G7 leaders on Sunday were joined by Ukrainian president Volodymyr Zelensky where the members condemned Russian President Putin for shaming Russia and its people. The statement comes a day ahead of Russia’s Victory Day Parade where it will celebrate its victory over Nazi Germany in the second world war. The G7 member-states committed to help Ukraine by ‘macroeconomic stability in the face of the challenges posed by the full-scaled Russian invasion, massive destruction of critical infrastructure and disruption of traditional shipping routes for Ukrainian exports’.
The leaders opined that Putin’s struggle is inflicting world financial disruptions, impacting the safety of world vitality provide, fertiliser and meals provision, and the functioning of world provide chains typically. Probably the weakest international locations are affected most severely,” the assertion mentioned.
The G7 leaders in their statement also targeted Russia over the food crisis facing the world. The G7 statement accused Russia of stopping global efforts to end hunger and escalating the food crisis. They alleged that Putin’s war is causing global economic disruption, affecting the security of global energy supplies, fertilizer and food provision, and the functioning of global supply chains in general. The statement said that the most vulnerable countries are the most affected.
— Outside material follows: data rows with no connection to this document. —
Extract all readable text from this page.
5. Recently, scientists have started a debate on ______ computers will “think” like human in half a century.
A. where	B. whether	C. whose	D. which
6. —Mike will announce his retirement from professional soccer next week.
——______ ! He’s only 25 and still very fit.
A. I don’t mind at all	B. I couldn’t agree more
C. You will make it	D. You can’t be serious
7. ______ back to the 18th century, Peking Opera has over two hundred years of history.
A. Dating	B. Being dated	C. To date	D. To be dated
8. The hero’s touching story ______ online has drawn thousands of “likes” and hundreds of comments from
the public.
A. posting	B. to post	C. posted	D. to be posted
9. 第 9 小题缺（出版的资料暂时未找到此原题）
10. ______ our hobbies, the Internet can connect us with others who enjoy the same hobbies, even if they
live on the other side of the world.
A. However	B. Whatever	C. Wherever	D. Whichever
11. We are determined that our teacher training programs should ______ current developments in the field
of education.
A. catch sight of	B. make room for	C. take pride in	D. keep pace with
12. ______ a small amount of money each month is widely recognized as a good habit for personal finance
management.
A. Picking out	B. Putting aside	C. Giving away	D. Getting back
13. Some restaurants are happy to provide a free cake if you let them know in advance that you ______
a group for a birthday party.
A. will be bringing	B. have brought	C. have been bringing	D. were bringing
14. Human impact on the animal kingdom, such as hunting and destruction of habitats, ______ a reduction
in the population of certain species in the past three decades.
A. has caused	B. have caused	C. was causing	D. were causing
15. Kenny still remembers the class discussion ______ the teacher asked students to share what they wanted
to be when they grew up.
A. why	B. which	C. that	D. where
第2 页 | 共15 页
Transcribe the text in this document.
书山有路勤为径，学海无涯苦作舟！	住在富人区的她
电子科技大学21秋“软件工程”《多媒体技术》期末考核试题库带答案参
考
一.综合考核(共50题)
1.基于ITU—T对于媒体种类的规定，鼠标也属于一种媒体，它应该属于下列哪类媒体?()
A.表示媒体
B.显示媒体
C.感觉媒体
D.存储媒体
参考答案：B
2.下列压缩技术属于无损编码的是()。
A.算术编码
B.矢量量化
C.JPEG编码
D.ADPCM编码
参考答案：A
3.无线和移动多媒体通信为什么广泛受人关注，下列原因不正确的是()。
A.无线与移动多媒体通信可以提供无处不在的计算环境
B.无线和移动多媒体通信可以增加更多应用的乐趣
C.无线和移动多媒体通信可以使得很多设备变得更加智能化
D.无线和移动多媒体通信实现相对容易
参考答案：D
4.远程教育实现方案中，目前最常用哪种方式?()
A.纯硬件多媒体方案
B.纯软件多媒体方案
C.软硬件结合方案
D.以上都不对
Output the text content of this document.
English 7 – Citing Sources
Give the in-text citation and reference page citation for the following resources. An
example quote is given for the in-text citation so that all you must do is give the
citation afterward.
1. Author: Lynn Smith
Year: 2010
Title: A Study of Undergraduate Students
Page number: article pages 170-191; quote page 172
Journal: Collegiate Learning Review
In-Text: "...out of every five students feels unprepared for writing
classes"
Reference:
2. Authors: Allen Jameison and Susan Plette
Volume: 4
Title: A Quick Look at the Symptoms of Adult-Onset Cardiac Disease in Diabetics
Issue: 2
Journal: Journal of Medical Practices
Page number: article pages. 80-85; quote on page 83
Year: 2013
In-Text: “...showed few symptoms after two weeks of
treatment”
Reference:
The G7 statement said that in order to mitigate the crisis the member-states are ensuring that sanctions packages are carefully targeted so that delivery of humanitarian assistance or the trade of agricultural products is not affected. The members also reaffirmed their commitment to avoid food export restrictions.
Russia – Ukraine war affecting oil Imports of countries
The G7 club of wealthy nations are committed to phasing out its dependency on Russian oil. A Russian oil embargo would be a major escalation in the response to the invasion of Ukraine and would potentially have a major impact on the global economy. However, some European countries are reluctant given their dependence on Russian energy supplies.
“While the US might just push through a ban on Russian oil imports, Europe can ill-afford to do the same. More worryingly, Putin, with his back to the wall, could turn off gas supplies to Europe, cutting off the continent’s energy lifeline,” said Vandana Hari at oil markets analysis firm Vanda Insights. UK PM Boris Johnson said Europe could not simply shut down the use of oil and gas overnight, but that countries should move together quickly to look beyond Russia for its oil and gas supplies.
Likewise, in the US, if the administration wanted to lower gas prices, there are some mechanisms to unlock in the short term. These include decreasing or suspending federal taxes on gasoline and diesel that are 18.4 and 24.4 percent per gallon, respectively. It could also work with state governments to do the same. State taxes average 30.63 and 32.29 cents per gallon, hence combined gains could amount to $0.5 per gallon. Petrol prices have hit another record high as oil and gas costs soar amid fears of a global economic shock from Russia’s invasion of Ukraine. Oil jumped to $139 a barrel at one point, the highest level for almost 14 years.
The war in Ukraine could affect India too. India’s latest Economic Survey has projected 8-8.5 per cent growth for the financial year 2022-23, assuming that oil prices would remain between $70 and $75 a barrel. The Indian crude oil basket price averaged $114.6 a barrel in March, a sharp 22.9 percent spike from $93.3 a barrel in February. The crude oil price may even surpass its record high of $147.50 a barrel. In fact, Russia has warned that the crude oil price may soar to $300 a barrel if the US and European countries completely ban imports of Russian oil, affecting prices world over including India.